Sweating your network assets: When is enough, enough?
The Dimension Data Network Barometer report released this year discovered 91,000 services incidents logged at the Global Service Centres for client networks that they support. Through related data, Dimension Data analysed, compared, interpreted to gauge readiness of today’s networks at accelerating businesses.
Typically servers are amortised over 3 years while network equipment, over 5 years.
One implication of network equipment being used beyond 5 years, of course is speed. Often the older equipment is slower (e.g. 100mbps vs a 1Gbps Switch).
This may limit capacity but it may also limit functions such as video conferencing. As older devices lack the required performance to undertake more complex tasks, they may hinder more advanced technologies from being deployed to enhance workflow and business operations.
Another implication is security. Since an obsolete device is no longer getting software updates, there are no bug fixes or security patches thus subjecting the network to various vulnerabilities.

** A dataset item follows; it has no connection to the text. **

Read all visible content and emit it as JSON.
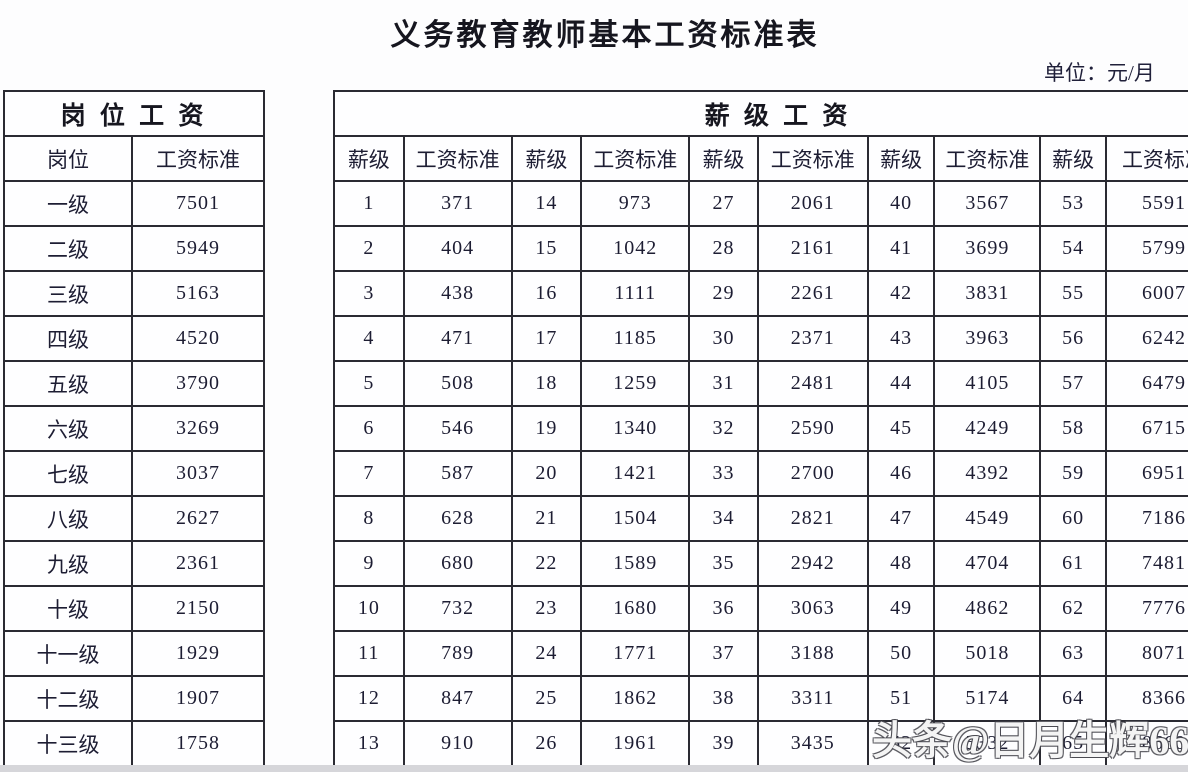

Besides that, older devices have mostly surpassed the warranty period, and sometimes device manufacturers may not produce hardware or spare parts for end of life devices.
Hence, it will be challenging to replace or recover the devices should the inevitable happens.
Organisations are upgrading their networks when the need for specific new features becomes more pressing. They need to find a balance between cutting back where necessary, but not to the detriment of future business growth or their ability to gain leverage over competitors. Additional functions that businesses will be missing out when they sweat their assets for longer, are:
• On-board Wireless controllers
• Performance based routing
• Integrated WAN optimisation
• Detailed analytics
The report also gave advisory for these organisations to ensure that their networks would be able to support the business with operational support tools and processes.
The starting point for any organisation is visibility: to gain a clear view of the infrastructure by creating and maintaining an accurate inventory of all the networking devices.
Then, understanding each device’s lifecycle status, security vulnerabilities, and future-readiness.
Lastly, define the organisation’s capability and maturity in supporting and maintaining this crucial asset – the network – as the platform for the organisation business.
Dimension Data claims to be able to help its clients achieve this through its comprehensive Technology Lifecycle Management Assessment.
Dimension Data also offers managed services such as the Managed Services for Enterprise Networks (MSEN), through which they are able to provide client with the tools, people and processes to manage their environment.